Colloque international

Du postmodernisme au posthumanisme. Littérature et cinéma

Littérature et cinéma latino-américains

 

Organisé par                                   

Université de Paris

En partenariat avec 

Association Image et Parole

Date du colloque : 27 et 28 novembre 2020

Université de Paris

 

Le colloque se tiendra en ligne, sur la plateforme Zoom. Pour recevoir le lien et mot de passe, envoyez un mail àcontact@imageetparole.com

 

Responsable

Carlos Tello

Cerilac, Université de Paris /

Ater Université Paris-Est Créteil, Département des Langues romanes

 

Comité scientifique (par ordre alphabétique)

Karim Benmiloud, professeur en Littérature latino-américaine, Université Paul Valéry, Montpellier 3 - Recteur de l’Académie de Clermont-Ferrand

Catherine Coquio, professeure en Littérature comparée, Université de Paris

Intervenants

Mehdi ACHOUCHE

Maître de conférences au sein du département d’anglais de l’Université Jean Moulin Lyon 3. Il a soutenu la thèse « L’utopisme technologique dans le cinéma de science-fiction américain, 1982-2010 : transhumanisme, posthumanité et le rêve de ‘l’homme-machine’ » en 2010. Il travaille actuellement à une monographie sur le cinéma de science-fiction des années 1970 (dont Westworld) ainsi qu’à l’édition mise à jour de sa thèse (qui incorporera Westworld la série).

Marie BAUDOIN

Doctorante troisième année sous la direction de Arnaud Regnauld (Université Paris 8 TransCrit) et la co-direction de Sylvie Bauer (Université Rennes 2). Elle travaille actuellement sur une thèse intitulée « Interfaces et Corps Posthumains : une écologie de la vulnérabilité 3.0 dans la littérature et le cinéma américains contemporains ».

Hugo CLÉMOT

Agrégé, docteur en philosophie, chargé de cours à l’Université de Tours en philosophie et à l’École Normale Supérieure de Lyon en études cinématographiques, formateur et professeur de philosophie en lycée. Spécialiste de philosophie du cinéma, associé au Centre de philosophie contemporaine de la Sorbonne (ISJPS), il a aussi porté un projet CNRS « Attentats-Recherche » intitulé « Les mires cinématographiques des terroristes ». Œuvrant à la diffusion des philosophies analytiques et post- analytiques du cinéma, et notamment du cinéma d’horreur, il cherche également à contribuer à la création d’une philosophie des séries télévisées.

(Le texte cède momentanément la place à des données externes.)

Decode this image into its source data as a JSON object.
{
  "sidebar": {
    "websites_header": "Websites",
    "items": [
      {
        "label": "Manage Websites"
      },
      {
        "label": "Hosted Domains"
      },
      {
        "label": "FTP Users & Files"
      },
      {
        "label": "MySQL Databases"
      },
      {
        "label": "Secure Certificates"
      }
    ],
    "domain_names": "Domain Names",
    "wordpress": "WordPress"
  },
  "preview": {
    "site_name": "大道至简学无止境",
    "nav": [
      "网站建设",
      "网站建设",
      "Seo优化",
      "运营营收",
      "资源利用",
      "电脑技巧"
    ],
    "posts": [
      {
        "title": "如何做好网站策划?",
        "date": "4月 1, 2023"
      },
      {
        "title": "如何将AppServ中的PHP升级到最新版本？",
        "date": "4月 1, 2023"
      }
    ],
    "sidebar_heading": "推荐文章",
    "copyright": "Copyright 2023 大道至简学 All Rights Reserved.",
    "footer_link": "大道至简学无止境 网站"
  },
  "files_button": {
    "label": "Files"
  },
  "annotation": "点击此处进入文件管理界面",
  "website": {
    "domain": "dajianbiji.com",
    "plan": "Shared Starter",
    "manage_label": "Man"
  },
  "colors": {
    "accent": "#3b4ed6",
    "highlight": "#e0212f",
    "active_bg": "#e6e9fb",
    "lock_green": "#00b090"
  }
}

Il a publié les ouvrages : Les jeux philosophiques de la trilogie Matrix (Vrin, 2011), La philosophie d’après le cinéma (PUR, 2014), Cinéthique (Vrin, 2018), et dirigé le livre collectif Enseigner la philosophie avec le cinéma (Les Contemporains favoris, 2015).

 

Giuseppe CRIVELLA

Université Paris-X Nanterre (ED 138). PhD Université de Pérouse. Rédacteur de la revue de philosophie Kaspar Hauser. Come si accede al pensiero. Auteur de plusieurs essais portant sur Jean- François Lyotard et Georges Didi-Huberman, Maurice Merleau-Ponty, Maurice Blanchot, Jean Ricardou et le Nouveau Roman. Spécialiste de philosophie contemporaine française et allemande, il a traduit en italien des textes de Jean-Jacques Wunenburger et Michel Henry, Dominique Pradelle et Roger Caillois, Jean Baudrillard et Roland Barthes. Son dernier travail se concentre sur la dimension de l’anté-prédicatif dans la phénoménologie husserlienne de l'espace (Verso le matrici antepredicative della fenomenologia trascendentale. Éd. Mimesis, mai 2018).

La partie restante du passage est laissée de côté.